Following that, netcdf also fails silently. See logs starting line 10977

checking whether the C compiler works... no
configure: error: in `/home/runner/work/hpc-stack/hpc-stack/mpich/pkg/netcdf-c-4.7.4/build':
configure: error: C compiler cannot create executables
See `config.log' for more details
call /home/runner/work/hpc-stack/hpc-stack/mpich/libs/build_netcdf.sh for netcdf build , log is /home/runner/work/hpc-stack/hpc-stack/mpich/log/netcdf.log 
BUILD SUCCESS! Lib: netcdf
natalie-perlin commented 1 year ago

@aerorahul @Hang-Lei-NOAA - I've made a couple more changes

The stack successfully builds with these changes on Orion, Gaea, Hera, MacOS, ParallelWorks AWS (tested manually). The GitHub checks seem all to pass now. Please let me know if it's OK to merge it.
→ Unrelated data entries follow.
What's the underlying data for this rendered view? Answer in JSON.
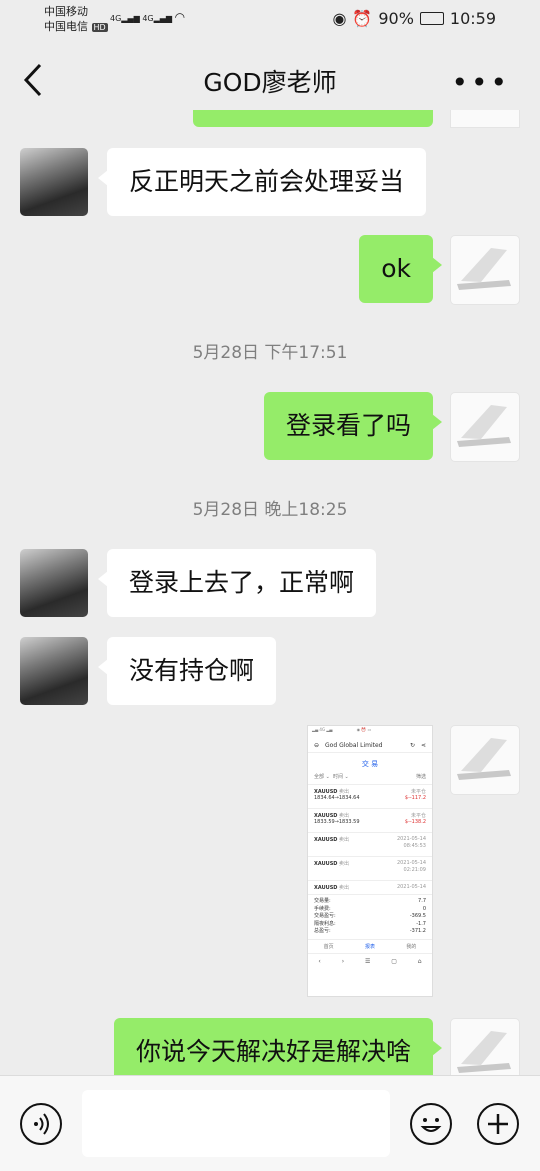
{
  "status": {
    "carrier1": "中国移动",
    "carrier2": "中国电信",
    "hd": "HD",
    "net1": "4G",
    "net2": "4G",
    "battery": "90%",
    "time": "10:59"
  },
  "header": {
    "title": "GOD廖老师"
  },
  "messages": {
    "m1": "反正明天之前会处理妥当",
    "m2": "ok",
    "t1": "5月28日 下午17:51",
    "m3": "登录看了吗",
    "t2": "5月28日 晚上18:25",
    "m4": "登录上去了，正常啊",
    "m5": "没有持仓啊",
    "m6": "你说今天解决好是解决啥"
  },
  "screenshot": {
    "app": "God Global Limited",
    "title": "交 易",
    "filter_all": "全部 ⌄",
    "filter_time": "时间 ⌄",
    "filter_right": "筛选",
    "rows": [
      {
        "sym": "XAUUSD",
        "side": "卖出",
        "state": "未平仓",
        "price": "1834.64→1834.64",
        "pl": "$--117.2"
      },
      {
        "sym": "XAUUSD",
        "side": "卖出",
        "state": "未平仓",
        "price": "1833.59→1833.59",
        "pl": "$--138.2"
      },
      {
        "sym": "XAUUSD",
        "side": "卖出",
        "date": "2021-05-14",
        "time": "08:45:53"
      },
      {
        "sym": "XAUUSD",
        "side": "卖出",
        "date": "2021-05-14",
        "time": "02:21:09"
      },
      {
        "sym": "XAUUSD",
        "side": "卖出",
        "date": "2021-05-14",
        "time": ""
      }
    ],
    "summary": [
      {
        "k": "交易量:",
        "v": "7.7"
      },
      {
        "k": "手续费:",
        "v": "0"
      },
      {
        "k": "交易盈亏:",
        "v": "-369.5"
      },
      {
        "k": "隔夜利息:",
        "v": "-1.7"
      },
      {
        "k": "总盈亏:",
        "v": "-371.2"
      }
    ],
    "tabs": [
      "首页",
      "报表",
      "我的"
    ]
  }
}
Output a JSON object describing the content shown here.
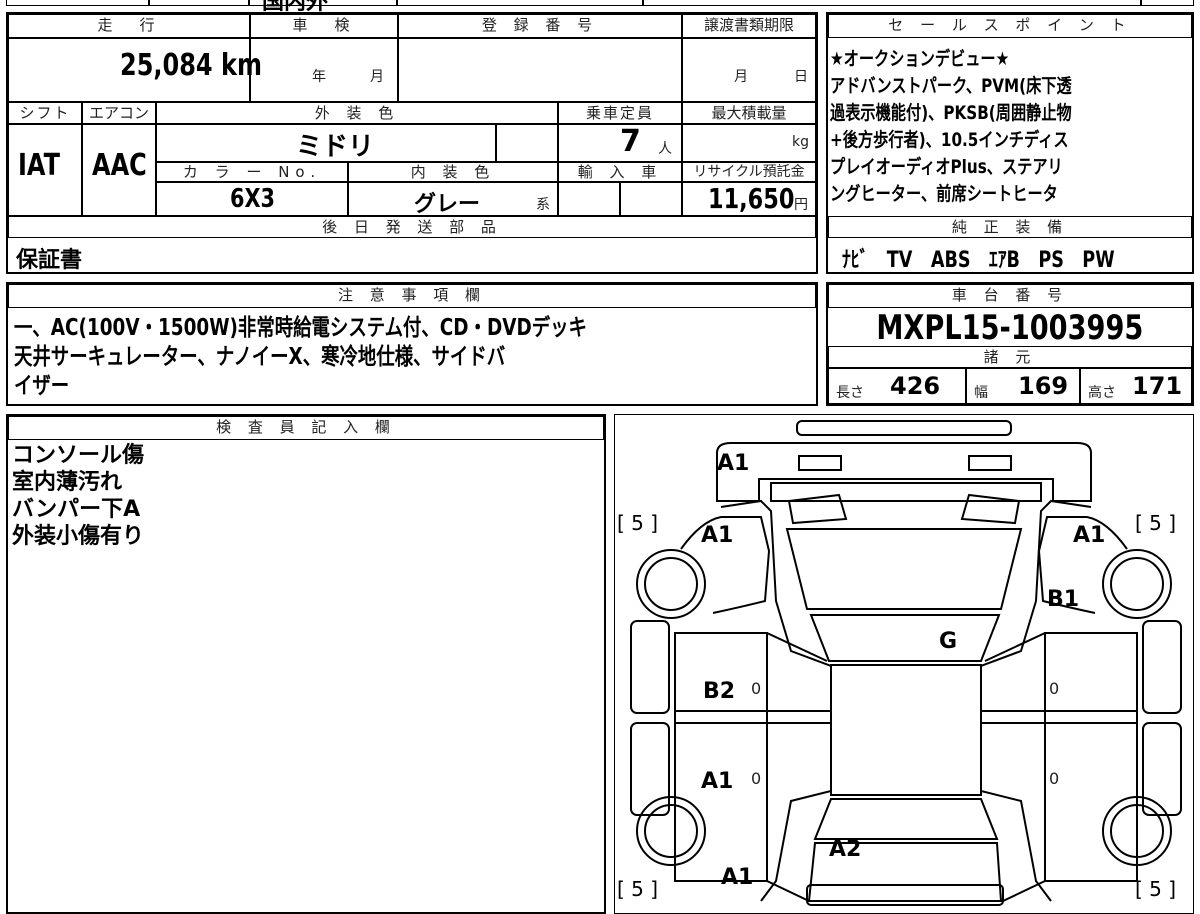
{
  "top_strip": {
    "partial_title": "国内外"
  },
  "vehicle": {
    "headers": {
      "mileage": "走　行",
      "inspection": "車　検",
      "registration": "登 録 番 号",
      "transfer_deadline": "譲渡書類期限",
      "shift": "シフト",
      "aircon": "エアコン",
      "exterior_color": "外 装 色",
      "capacity": "乗車定員",
      "max_load": "最大積載量",
      "color_no": "カ ラ ー No.",
      "interior_color": "内 装 色",
      "import": "輸 入 車",
      "recycle": "リサイクル預託金"
    },
    "mileage": "25,084",
    "mileage_unit": "km",
    "inspection_year": "年",
    "inspection_month": "月",
    "transfer_month": "月",
    "transfer_day": "日",
    "shift": "IAT",
    "aircon": "AAC",
    "exterior_color": "ミドリ",
    "capacity": "7",
    "capacity_unit": "人",
    "max_load_unit": "kg",
    "color_no": "6X3",
    "interior_color": "グレー",
    "interior_suffix": "系",
    "recycle_fee": "11,650",
    "recycle_unit": "円"
  },
  "later_parts": {
    "header": "後 日 発 送 部 品",
    "value": "保証書"
  },
  "sales_points": {
    "header": "セ ー ル ス ポ イ ン ト",
    "lines": [
      "★オークションデビュー★",
      "アドバンストパーク、PVM(床下透",
      "過表示機能付)、PKSB(周囲静止物",
      "+後方歩行者)、10.5インチディス",
      "プレイオーディオPlus、ステアリ",
      "ングヒーター、前席シートヒータ"
    ]
  },
  "genuine_equipment": {
    "header": "純 正 装 備",
    "items": [
      "ﾅﾋﾞ",
      "TV",
      "ABS",
      "ｴｱB",
      "PS",
      "PW"
    ]
  },
  "notes": {
    "header": "注 意 事 項 欄",
    "lines": [
      "一、AC(100V・1500W)非常時給電システム付、CD・DVDデッキ",
      "天井サーキュレーター、ナノイーX、寒冷地仕様、サイドバ",
      "イザー"
    ]
  },
  "chassis": {
    "header": "車 台 番 号",
    "number": "MXPL15-1003995"
  },
  "specs": {
    "header": "諸 元",
    "length_label": "長さ",
    "length": "426",
    "width_label": "幅",
    "width": "169",
    "height_label": "高さ",
    "height": "171"
  },
  "inspector": {
    "header": "検 査 員 記 入 欄",
    "lines": [
      "コンソール傷",
      "室内薄汚れ",
      "バンパー下A",
      "外装小傷有り"
    ]
  },
  "diagram": {
    "marks": {
      "front_bumper": "A1",
      "front_left": "A1",
      "front_right": "A1",
      "right_front_fender": "B1",
      "windshield": "G",
      "left_front_door": "B2",
      "left_rear_door": "A1",
      "rear": "A2",
      "rear_bumper": "A1",
      "door_zero_1": "0",
      "door_zero_2": "0",
      "door_zero_3": "0",
      "door_zero_4": "0"
    },
    "tire_labels": [
      "[ 5 ]",
      "[ 5 ]",
      "[ 5 ]",
      "[ 5 ]"
    ]
  }
}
aerorahul commented 1 year ago

@natalie-perlin I have triggered the Intel build. As soon as it completes, the PR can be merged. The disk-space issue is a red herring, I think.

natalie-perlin commented 1 year ago

@aerorahul - the Intel build was skipped.

aerorahul commented 1 year ago

I am going to ignore the failure and address it separately.